L'action Exail Technologies recule de 4,23 % dans le sillage du secteur de la défense
Le groupe de haute technologie spécialisé dans les drones maritimes et les systèmes de navigation a terminé la séance de vendredi à 81,50 €, en retrait de 4,23 % par rapport à la veille.
Le spécialiste français de la robotique maritime a clôturé la séance à 81,50 €, en baisse de 4,23 % par rapport aux 85,10 € de la veille. Ce repli s'inscrit dans une dynamique de correction marquée à court terme, avec une perte cumulée de 11,32 % sur les sept derniers jours et de 17,93 % sur trois mois. Les échanges ont représenté 0,54 % du capital, un volume modéré mais significatif dans un contexte de prises de bénéfices généralisées sur le secteur. Malgré cette correction récente, l'action conserve une performance remarquable sur un an, avec une progression de 369,5 %, très largement supérieure à celle du CAC 40 qui affiche +9,11 % sur la même période. L'indice parisien a lui-même reculé de 0,18 % ce vendredi, à 8 174,2 points.
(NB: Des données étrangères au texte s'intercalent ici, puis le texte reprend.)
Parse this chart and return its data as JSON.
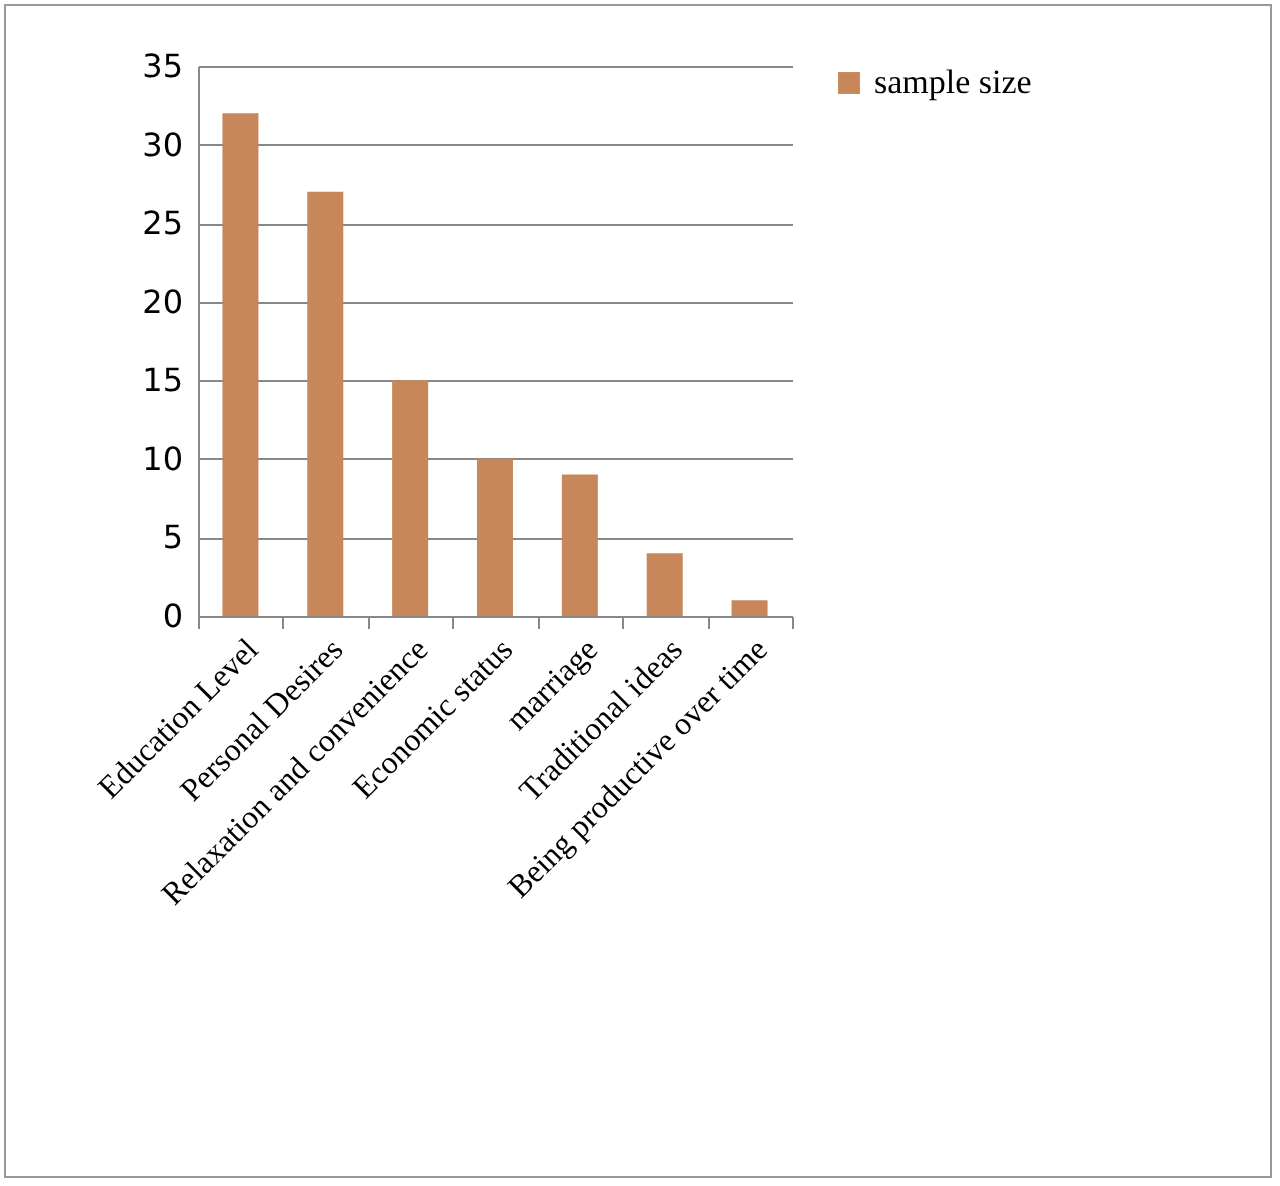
{
  "chart_data": {
    "type": "bar",
    "categories": [
      "Education Level",
      "Personal Desires",
      "Relaxation and convenience",
      "Economic status",
      "marriage",
      "Traditional ideas",
      "Being productive over time"
    ],
    "series": [
      {
        "name": "sample size",
        "color": "#c8875a",
        "values": [
          32,
          27,
          15,
          10,
          9,
          4,
          1
        ]
      }
    ],
    "ylim": [
      0,
      35
    ],
    "yticks": [
      0,
      5,
      10,
      15,
      20,
      25,
      30,
      35
    ],
    "grid": "y",
    "legend": "right"
  }
}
Cette baisse s'inscrit dans un mouvement plus large qui affecte l'ensemble du secteur de la défense européen ce vendredi. Les valeurs de l'armement ont subi des pressions vendeuses après l'annonce d'une reprise du dialogue entre le président américain Donald Trump et son homologue russe Vladimir Poutine concernant le conflit en Ukraine. Trump a évoqué un entretien très productif et annoncé une rencontre commune à Budapest. Ce regain de spéculation sur un potentiel cessez-le-feu a déclenché une vague de prises de bénéfices sur le secteur, après une année exceptionnelle portée par l'augmentation des budgets de défense européens. Des groupes comme Thales, Rheinmetall ou Hensoldt ont également enregistré des reculs significatifs lors de cette séance. Exail Technologies avait déjà connu une forte correction mercredi 15 octobre, avec une chute de plus de 10 %, dans un contexte similaire d'ajustement du secteur.
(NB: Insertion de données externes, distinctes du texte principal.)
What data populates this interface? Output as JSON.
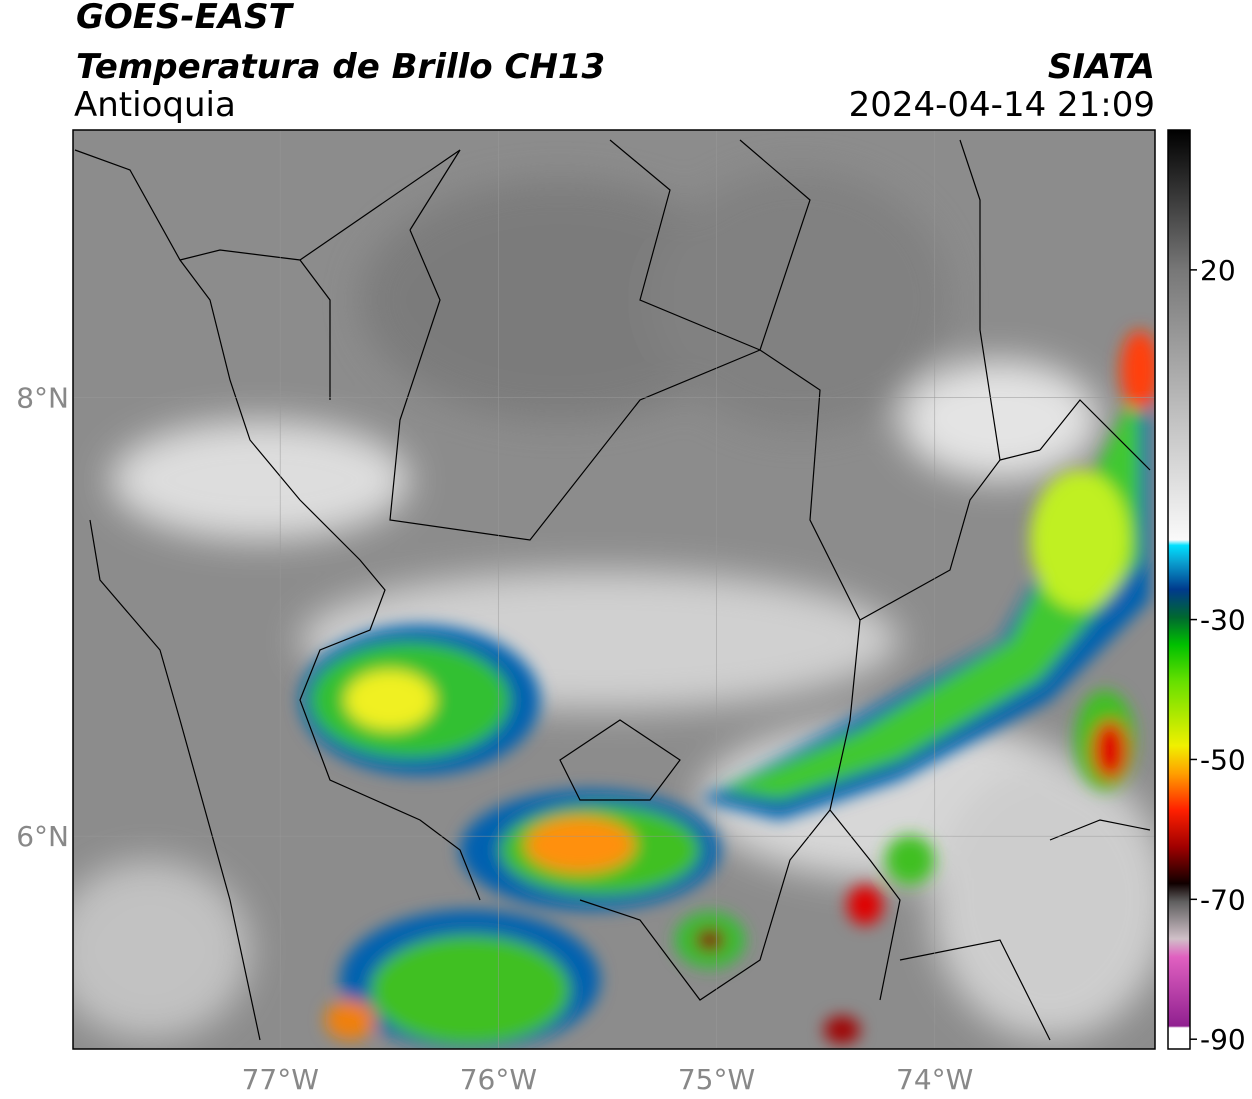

Sur le plan technique, le titre a franchi à la baisse son seuil de support à 82,30 €, ce qui traduit un affaiblissement de la dynamique haussière et laisse la porte ouverte à de nouvelles pressions vendeuses. L'indice de force relative (RSI), qui mesure la vitesse et l'ampleur des mouvements de prix, s'établit à 35, une zone généralement considérée comme proche de la survente et qui suggère que la correction pourrait marquer une pause, sans toutefois garantir un retournement immédiat.
Le titre évolue désormais largement sous sa moyenne mobile à 50 jours, positionnée à 103,46 €, ce qui reflète une pression baissière dominante à court terme. En revanche, il se maintient encore au-dessus de sa moyenne mobile à 200 jours, située à 67,21 €, un niveau qui témoigne de la solidité de la tendance haussière de fond malgré l'ajustement en cours. Cet écart entre les deux moyennes mobiles illustre la phase de consolidation que traverse le titre après une progression exceptionnelle de près de 370 % sur un an.